Okay, talking about underwater robots, it's actually not that complicated. You can think of them as two main categories, plus a few "branches."

The First Major Category: Tethered (ROV - Remotely Operated Vehicle)

This is the most common type. You can imagine it as an "underwater kite" or a robot dog on a leash.

• Characteristics:
  • Has a long tether: This cable is its lifeline, connecting it to the operating vessel on the surface. The operator on the ship controls it like playing a video game, watching a screen and moving joysticks.
  • No power worries: Electricity and signals are continuously supplied through the tether, so theoretically, as long as the ship stays put, it can work indefinitely.
  • Can perform delicate tasks: Because it's remotely controlled in real-time by a human, it can carry out very complex operations. For example, equipped with robotic arms, it can tighten screws, cut cables, or retrieve objects (like airplane black boxes) underwater. Many deep-sea archaeological missions, shipwreck salvages, and underwater equipment inspections are handled by ROVs.
• Disadvantages:
  • Limited range: Its operational area is essentially restricted by the length of the tether, like being leashed. Also, the tether can easily get snagged on underwater objects or be affected by currents.

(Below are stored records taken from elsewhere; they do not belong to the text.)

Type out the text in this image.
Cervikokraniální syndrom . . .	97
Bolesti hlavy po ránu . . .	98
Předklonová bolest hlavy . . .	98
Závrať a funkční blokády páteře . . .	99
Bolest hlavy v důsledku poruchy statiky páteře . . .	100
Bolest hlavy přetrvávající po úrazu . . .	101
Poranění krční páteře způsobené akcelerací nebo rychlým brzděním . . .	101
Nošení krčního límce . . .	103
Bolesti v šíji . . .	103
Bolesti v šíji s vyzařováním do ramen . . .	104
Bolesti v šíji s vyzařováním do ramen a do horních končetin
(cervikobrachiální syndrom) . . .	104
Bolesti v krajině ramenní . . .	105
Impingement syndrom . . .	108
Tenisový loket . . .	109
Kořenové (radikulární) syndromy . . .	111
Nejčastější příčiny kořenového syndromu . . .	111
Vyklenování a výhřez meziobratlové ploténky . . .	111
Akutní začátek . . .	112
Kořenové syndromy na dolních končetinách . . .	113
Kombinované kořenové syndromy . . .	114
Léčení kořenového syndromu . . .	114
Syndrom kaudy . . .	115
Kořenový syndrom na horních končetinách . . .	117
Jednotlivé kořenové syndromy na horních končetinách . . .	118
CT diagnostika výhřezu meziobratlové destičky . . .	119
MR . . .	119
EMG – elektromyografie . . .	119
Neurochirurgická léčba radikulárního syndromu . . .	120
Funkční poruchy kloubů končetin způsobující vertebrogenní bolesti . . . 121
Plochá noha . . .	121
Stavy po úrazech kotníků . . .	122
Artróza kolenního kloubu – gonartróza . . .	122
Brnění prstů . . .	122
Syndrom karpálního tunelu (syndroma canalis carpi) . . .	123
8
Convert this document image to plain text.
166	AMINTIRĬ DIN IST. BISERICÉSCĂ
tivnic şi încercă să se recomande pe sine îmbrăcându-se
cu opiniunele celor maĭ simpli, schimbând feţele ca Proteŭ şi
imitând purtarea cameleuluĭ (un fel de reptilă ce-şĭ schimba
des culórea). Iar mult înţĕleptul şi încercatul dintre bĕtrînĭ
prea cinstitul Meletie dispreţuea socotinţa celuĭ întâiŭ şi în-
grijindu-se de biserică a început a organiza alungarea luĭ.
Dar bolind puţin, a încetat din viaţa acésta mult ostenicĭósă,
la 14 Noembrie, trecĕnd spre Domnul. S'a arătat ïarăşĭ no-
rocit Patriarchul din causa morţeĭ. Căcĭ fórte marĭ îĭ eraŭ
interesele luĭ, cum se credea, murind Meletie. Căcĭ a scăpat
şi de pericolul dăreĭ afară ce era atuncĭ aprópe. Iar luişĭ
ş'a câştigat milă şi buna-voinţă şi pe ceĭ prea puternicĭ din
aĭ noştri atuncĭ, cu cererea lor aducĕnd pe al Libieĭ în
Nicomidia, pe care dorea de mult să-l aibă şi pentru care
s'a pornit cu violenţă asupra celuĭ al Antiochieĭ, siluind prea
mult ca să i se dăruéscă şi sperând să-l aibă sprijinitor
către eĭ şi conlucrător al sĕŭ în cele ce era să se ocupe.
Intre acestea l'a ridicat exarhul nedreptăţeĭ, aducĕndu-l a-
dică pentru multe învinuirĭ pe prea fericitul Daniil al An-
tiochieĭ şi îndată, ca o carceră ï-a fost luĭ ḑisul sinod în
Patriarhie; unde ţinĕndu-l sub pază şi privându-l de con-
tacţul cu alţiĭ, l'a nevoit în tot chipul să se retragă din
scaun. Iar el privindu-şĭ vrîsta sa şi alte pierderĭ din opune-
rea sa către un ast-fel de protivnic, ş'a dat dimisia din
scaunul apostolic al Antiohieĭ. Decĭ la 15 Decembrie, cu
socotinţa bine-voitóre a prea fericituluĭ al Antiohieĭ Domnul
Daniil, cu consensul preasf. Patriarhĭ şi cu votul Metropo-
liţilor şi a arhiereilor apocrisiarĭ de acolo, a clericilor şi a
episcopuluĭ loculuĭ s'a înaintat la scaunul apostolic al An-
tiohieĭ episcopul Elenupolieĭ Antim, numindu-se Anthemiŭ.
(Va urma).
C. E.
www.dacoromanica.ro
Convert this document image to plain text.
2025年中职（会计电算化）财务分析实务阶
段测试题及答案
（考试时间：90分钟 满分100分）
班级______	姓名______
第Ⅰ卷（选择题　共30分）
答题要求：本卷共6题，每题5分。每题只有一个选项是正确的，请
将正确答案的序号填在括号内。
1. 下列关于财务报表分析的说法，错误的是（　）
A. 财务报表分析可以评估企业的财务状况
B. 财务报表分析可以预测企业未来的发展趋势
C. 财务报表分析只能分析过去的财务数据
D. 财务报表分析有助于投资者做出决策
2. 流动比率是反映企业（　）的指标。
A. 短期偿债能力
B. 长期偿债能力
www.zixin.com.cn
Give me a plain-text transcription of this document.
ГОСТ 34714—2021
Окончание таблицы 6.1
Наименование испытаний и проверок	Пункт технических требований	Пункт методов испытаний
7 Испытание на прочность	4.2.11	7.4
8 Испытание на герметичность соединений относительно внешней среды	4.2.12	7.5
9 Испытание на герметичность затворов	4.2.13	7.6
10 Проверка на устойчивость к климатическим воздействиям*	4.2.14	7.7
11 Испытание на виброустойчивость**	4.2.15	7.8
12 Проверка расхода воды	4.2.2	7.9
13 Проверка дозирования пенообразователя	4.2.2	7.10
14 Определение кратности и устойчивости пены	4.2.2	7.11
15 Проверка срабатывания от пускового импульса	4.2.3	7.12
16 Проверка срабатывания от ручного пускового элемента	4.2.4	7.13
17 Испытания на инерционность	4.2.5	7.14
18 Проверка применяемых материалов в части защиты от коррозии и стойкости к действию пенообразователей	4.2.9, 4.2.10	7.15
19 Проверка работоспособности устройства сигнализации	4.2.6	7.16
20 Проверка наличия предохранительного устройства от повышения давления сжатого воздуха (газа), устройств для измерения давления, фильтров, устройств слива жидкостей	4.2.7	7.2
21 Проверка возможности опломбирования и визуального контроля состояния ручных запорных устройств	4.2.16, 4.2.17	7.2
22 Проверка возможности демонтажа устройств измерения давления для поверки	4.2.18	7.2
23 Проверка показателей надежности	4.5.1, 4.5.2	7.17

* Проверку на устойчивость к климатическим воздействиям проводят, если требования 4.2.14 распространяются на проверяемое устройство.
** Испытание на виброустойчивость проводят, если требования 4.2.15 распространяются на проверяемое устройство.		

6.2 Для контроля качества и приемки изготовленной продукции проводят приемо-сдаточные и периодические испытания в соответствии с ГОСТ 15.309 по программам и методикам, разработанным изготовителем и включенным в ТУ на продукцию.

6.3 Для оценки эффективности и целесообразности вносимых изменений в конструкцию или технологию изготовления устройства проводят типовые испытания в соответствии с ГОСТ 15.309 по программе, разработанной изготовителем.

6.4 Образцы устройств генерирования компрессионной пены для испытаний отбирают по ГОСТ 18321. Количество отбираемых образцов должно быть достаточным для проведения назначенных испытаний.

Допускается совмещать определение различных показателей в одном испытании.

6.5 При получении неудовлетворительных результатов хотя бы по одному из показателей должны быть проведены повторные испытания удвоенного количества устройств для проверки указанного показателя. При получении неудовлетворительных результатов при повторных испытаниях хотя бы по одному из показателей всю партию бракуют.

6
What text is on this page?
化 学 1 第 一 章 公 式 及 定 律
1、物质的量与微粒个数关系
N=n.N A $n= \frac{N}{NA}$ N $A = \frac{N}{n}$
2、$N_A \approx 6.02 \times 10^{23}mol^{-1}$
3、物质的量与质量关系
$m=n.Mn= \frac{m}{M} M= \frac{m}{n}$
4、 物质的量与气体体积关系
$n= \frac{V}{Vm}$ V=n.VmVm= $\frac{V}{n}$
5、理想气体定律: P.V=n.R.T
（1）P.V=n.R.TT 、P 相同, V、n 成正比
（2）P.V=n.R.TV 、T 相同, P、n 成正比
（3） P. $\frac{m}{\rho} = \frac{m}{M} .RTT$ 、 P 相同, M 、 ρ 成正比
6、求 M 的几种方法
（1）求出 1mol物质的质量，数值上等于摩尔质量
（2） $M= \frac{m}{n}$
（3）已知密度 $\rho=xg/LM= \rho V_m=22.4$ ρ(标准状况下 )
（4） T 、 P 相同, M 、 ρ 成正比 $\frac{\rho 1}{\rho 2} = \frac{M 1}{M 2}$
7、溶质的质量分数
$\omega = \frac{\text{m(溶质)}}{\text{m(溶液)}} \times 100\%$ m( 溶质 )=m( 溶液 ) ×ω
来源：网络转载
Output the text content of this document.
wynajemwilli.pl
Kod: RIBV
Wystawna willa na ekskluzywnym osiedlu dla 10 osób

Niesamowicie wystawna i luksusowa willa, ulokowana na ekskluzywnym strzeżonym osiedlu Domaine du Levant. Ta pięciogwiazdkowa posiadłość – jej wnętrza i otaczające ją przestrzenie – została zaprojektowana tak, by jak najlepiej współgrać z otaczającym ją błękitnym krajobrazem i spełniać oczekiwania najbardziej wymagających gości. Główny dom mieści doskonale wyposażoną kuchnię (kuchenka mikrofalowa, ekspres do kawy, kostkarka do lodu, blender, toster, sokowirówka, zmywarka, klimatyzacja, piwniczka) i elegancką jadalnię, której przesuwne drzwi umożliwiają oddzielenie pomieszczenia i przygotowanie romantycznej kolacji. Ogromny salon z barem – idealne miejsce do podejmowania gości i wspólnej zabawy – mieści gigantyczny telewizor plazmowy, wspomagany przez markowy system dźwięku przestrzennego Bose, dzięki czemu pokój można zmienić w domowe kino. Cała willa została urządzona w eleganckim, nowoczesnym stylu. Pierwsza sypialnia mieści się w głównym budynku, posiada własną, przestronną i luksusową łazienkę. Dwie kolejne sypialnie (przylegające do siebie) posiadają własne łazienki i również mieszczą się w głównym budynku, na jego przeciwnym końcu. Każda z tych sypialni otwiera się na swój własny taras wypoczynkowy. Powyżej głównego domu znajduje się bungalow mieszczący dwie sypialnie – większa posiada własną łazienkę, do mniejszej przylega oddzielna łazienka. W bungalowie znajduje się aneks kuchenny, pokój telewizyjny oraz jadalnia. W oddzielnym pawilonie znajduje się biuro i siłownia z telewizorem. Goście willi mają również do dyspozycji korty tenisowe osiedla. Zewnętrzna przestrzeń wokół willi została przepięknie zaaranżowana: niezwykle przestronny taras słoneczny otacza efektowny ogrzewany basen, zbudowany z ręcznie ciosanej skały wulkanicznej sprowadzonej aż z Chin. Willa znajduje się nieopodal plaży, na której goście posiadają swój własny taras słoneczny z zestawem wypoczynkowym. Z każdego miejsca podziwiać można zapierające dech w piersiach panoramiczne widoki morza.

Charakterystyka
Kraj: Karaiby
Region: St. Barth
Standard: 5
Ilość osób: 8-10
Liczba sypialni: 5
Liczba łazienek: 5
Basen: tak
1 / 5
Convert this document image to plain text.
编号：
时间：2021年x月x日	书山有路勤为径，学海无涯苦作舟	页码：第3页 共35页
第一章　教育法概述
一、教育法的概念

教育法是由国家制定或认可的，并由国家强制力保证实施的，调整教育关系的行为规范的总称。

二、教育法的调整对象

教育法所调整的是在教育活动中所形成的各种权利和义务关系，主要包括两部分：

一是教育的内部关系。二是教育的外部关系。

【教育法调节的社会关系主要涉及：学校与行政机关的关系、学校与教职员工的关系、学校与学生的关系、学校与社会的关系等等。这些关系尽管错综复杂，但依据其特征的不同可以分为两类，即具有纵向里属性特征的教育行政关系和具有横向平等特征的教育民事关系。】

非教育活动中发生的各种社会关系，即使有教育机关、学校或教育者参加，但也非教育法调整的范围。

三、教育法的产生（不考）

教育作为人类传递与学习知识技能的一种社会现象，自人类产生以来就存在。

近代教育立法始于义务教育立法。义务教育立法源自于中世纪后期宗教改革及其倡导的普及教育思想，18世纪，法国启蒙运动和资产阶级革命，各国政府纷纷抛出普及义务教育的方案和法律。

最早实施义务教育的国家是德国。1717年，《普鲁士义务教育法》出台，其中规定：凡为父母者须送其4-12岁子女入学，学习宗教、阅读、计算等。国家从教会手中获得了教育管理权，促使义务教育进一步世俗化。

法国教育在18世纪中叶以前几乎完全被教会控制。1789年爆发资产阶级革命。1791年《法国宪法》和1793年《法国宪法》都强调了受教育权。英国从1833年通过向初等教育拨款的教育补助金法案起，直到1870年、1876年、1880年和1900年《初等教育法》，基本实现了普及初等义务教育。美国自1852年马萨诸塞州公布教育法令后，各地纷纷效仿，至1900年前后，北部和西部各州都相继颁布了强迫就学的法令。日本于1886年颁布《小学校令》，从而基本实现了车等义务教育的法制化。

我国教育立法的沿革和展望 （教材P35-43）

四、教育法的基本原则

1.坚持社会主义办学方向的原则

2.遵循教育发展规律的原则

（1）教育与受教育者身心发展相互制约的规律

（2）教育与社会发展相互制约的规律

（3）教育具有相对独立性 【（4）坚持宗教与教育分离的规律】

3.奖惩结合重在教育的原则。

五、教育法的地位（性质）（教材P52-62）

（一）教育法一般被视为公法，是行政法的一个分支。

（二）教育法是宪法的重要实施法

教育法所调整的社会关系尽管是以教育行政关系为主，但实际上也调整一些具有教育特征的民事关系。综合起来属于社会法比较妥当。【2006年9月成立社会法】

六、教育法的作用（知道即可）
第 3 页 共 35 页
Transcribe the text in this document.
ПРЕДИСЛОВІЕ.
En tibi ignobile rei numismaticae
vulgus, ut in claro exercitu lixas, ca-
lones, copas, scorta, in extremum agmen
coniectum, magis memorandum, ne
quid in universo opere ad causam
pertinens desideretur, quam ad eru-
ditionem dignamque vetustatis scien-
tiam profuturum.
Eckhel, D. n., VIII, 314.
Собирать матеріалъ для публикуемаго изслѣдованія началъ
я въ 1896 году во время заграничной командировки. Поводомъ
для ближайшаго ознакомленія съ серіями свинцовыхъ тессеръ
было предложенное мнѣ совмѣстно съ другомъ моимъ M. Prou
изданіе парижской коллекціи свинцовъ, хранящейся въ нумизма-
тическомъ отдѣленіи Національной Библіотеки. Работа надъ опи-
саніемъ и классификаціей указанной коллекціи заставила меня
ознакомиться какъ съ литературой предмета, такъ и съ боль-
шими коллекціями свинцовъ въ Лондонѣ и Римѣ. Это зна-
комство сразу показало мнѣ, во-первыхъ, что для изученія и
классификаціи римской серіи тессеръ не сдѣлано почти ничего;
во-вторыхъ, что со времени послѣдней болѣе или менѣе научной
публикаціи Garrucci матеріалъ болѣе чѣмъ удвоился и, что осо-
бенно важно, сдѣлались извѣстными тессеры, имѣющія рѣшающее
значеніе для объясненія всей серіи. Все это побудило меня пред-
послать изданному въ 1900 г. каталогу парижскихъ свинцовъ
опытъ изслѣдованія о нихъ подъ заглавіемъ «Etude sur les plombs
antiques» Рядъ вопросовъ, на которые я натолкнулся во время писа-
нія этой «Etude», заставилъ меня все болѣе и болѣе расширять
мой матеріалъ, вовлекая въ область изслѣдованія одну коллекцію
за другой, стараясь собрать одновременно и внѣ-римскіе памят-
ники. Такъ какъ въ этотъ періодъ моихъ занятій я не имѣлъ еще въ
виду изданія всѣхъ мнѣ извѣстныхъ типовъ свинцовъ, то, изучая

The Second Major Category: Untethered (AUV - Autonomous Underwater Vehicle)

This one is cooler, like an "oceanic robot vacuum cleaner" or a "smart torpedo."

• Characteristics:
  • Completely wireless, free to roam: Before deployment, it's programmed with a mission and route, for example, "go to this sea area, sweep back and forth, and map the seabed." Then it's launched, and it executes the plan autonomously, returning after completing its work.
  • Suitable for large-scale reconnaissance: Because it's not constrained by a tether, it can travel very far, making it ideal for mapping large areas of the seabed, exploring underwater resources, or conducting military reconnaissance.
• Disadvantages:
  • Generally no real-time interaction: Once launched, it's in an "offline" state; you can't command it in real-time. It relies on its own intelligence to handle unexpected situations, and if something goes wrong, it might not return.
  • Limited battery life: It operates on its own batteries, so the duration of a mission is limited.
  • Cannot perform delicate tasks: Its primary function is to "see" and "listen" (using sonar and other sensors), not to stop in one place and manipulate objects with robotic arms like an ROV.

Some Other "Branches":

• Underwater Glider: This is a particularly power-efficient type of AUV. It has no propeller; instead, it moves like a fish by adjusting its buoyancy (absorbing or expelling water) to sink and rise, and then uses wings to convert this vertical motion into forward propulsion. It moves slowly but is extremely power-efficient, capable of drifting in the ocean for months and covering thousands of kilometers, specifically for collecting long-term oceanographic data (water temperature, salinity, etc.).

• Hybrid (HROV): Combines the advantages of both ROVs and AUVs. It can operate autonomously like an AUV, but when delicate operations are required, a thin fiber optic cable can be deployed from its stern to the mother ship, temporarily switching it to ROV mode. Of course, this type is more complex and expensive.

In summary, you can remember it this way:

• For delicate, complex tasks, or when you need to stay in one place for extended operations, use a tethered ROV.
• For large-scale, long-distance mapping or exploration, use an untethered AUV.